The group seemed to stop breathing.

"Despair because of ill health?" Balenger asked.

"The autopsy report was among the documents I examined," Conklin said. "Thanks to the strict health regimen and exercise program with which he tried to offset his hemophilia, he was remarkably fit for a man of ninety-two. He didn't leave a note. No one was able to explain why he killed himself."

"His mind must have been as sharp as his body," Rick said. "Otherwise, he wouldn't have been able to hide his intentions from his servants."

"In his last few years, Carlisle didn't have any servants."

"What? He took care of himself in this huge place all alone?" Cora frowned. "Wandering the halls."

"But if he was alone…?" Vinnie sounded puzzled.

"You mean, how was he found?" Conklin said. "For probably the first time in his life, he left the hotel in the middle of the night, went down to the beach, and shot himself there. Even then, Asbury Park was in such decline, it wasn't until noon the next day that someone found him."

"A man with agoraphobia going down to the beach for the first time in his life so he can kill himself?" Balenger shook his head firmly. "That doesn't make sense."
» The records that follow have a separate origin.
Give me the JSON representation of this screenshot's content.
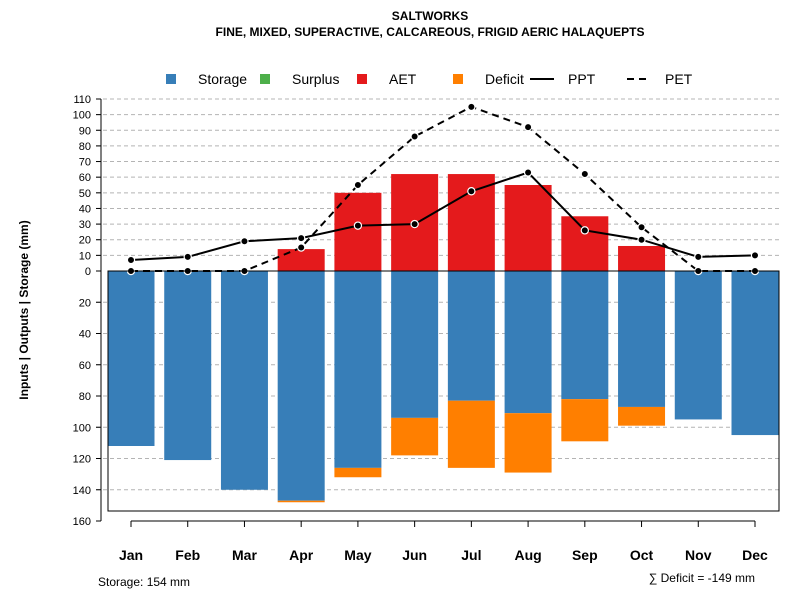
{
  "chart_data": {
    "type": "bar",
    "title": "SALTWORKS",
    "subtitle": "FINE, MIXED, SUPERACTIVE, CALCAREOUS, FRIGID AERIC HALAQUEPTS",
    "ylabel": "Inputs | Outputs | Storage    (mm)",
    "categories": [
      "Jan",
      "Feb",
      "Mar",
      "Apr",
      "May",
      "Jun",
      "Jul",
      "Aug",
      "Sep",
      "Oct",
      "Nov",
      "Dec"
    ],
    "upper_ylim": [
      0,
      110
    ],
    "upper_ticks": [
      "0",
      "10",
      "20",
      "30",
      "40",
      "50",
      "60",
      "70",
      "80",
      "90",
      "100",
      "110"
    ],
    "lower_ylim": [
      0,
      160
    ],
    "lower_ticks": [
      "0",
      "20",
      "40",
      "60",
      "80",
      "100",
      "120",
      "140",
      "160"
    ],
    "legend": [
      {
        "name": "Storage",
        "kind": "box",
        "color": "#377EB8"
      },
      {
        "name": "Surplus",
        "kind": "box",
        "color": "#4DAF4A"
      },
      {
        "name": "AET",
        "kind": "box",
        "color": "#E41A1C"
      },
      {
        "name": "Deficit",
        "kind": "box",
        "color": "#FF7F00"
      },
      {
        "name": "PPT",
        "kind": "solid",
        "color": "#000000"
      },
      {
        "name": "PET",
        "kind": "dashed",
        "color": "#000000"
      }
    ],
    "series": [
      {
        "name": "AET",
        "values": [
          0,
          0,
          0,
          14,
          50,
          62,
          62,
          55,
          35,
          16,
          0,
          0
        ]
      },
      {
        "name": "Surplus",
        "values": [
          0,
          0,
          0,
          0,
          0,
          0,
          0,
          0,
          0,
          0,
          0,
          0
        ]
      },
      {
        "name": "Storage",
        "values": [
          112,
          121,
          140,
          147,
          126,
          94,
          83,
          91,
          82,
          87,
          95,
          105
        ]
      },
      {
        "name": "Deficit",
        "values": [
          0,
          0,
          0,
          1,
          6,
          24,
          43,
          38,
          27,
          12,
          0,
          0
        ]
      },
      {
        "name": "PPT",
        "values": [
          7,
          9,
          19,
          21,
          29,
          30,
          51,
          63,
          26,
          20,
          9,
          10
        ]
      },
      {
        "name": "PET",
        "values": [
          0,
          0,
          0,
          15,
          55,
          86,
          105,
          92,
          62,
          28,
          0,
          0
        ]
      }
    ],
    "footnote_left": "Storage: 154 mm",
    "footnote_right": "∑ Deficit = -149 mm"
  }
}
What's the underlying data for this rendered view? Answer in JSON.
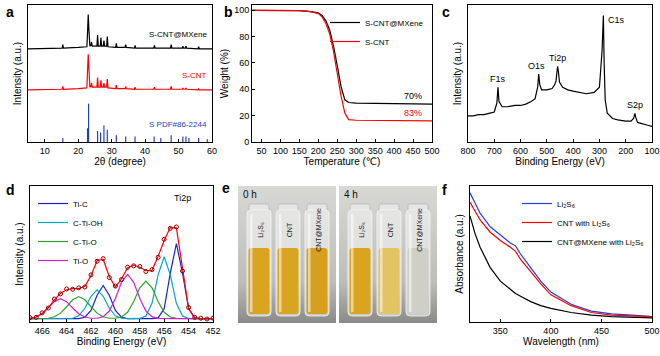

"The police wondered if he'd been murdered," the professor said. "But it had rained earlier in the night. The only footprints on the beach were Carlisle's."

"Eerie," Cora said.

"After his suicide, the old man's personal papers were deposited in the Carlisle family library, which is actually a storage area in the basement of the Manhattan building that used to be the family mansion. Carlisle's trust occupied the building until its funds ran out."

"The papers include the diary?" Balenger asked.

"Yes. When I chose the Paragon for this year's expedition, I did my usual research and discovered the existence of the storage area. The man who oversees the trust allowed me to examine the materials. He was trying to get various universities to bid on them. Evidently, he thought I had my university's authority to participate in the auction. I was given a day with the papers. That's when I discovered the diary."

"You weren't just repeating a rumor? There really is a vault in Danata's suite?" Balenger asked.

"All I can tell you is, there's no record of its having been removed."

"Hell, this is going to be more interesting than usual." Vinnie rubbed his hands together. "Of course, we still have to figure out which suite Danata had."

"Six-ten," Conklin said. "According to the diary, it has the best view in the hotel."

"Not the penthouse?"

"Because of Carlisle's agoraphobia, he couldn't bear large windows. A full view of the ocean would have terrified him. But he had other ways of looking. When I told you earlier that Aristotle Onassis wanted to buy the Paragon, I didn't add that Carlisle couldn't have sold it even if he'd been tempted. Without major reconstruction, almost tearing the hotel to the ground, Carlisle would have been publicly embarrassed and probably arrested."

"Arrested?" Rick asked in surprise.

"Because of his curiosity. The building has hidden corridors that allowed him to watch his guests without their knowledge."

"Peepholes? Two-way mirrors?" Balenger wrote hurriedly.

"Carlisle was diseased in more ways than his hemophilia. He allowed his diary to survive because he believed it served a social purpose. He thought of himself as a cross between a sociologist and a historian."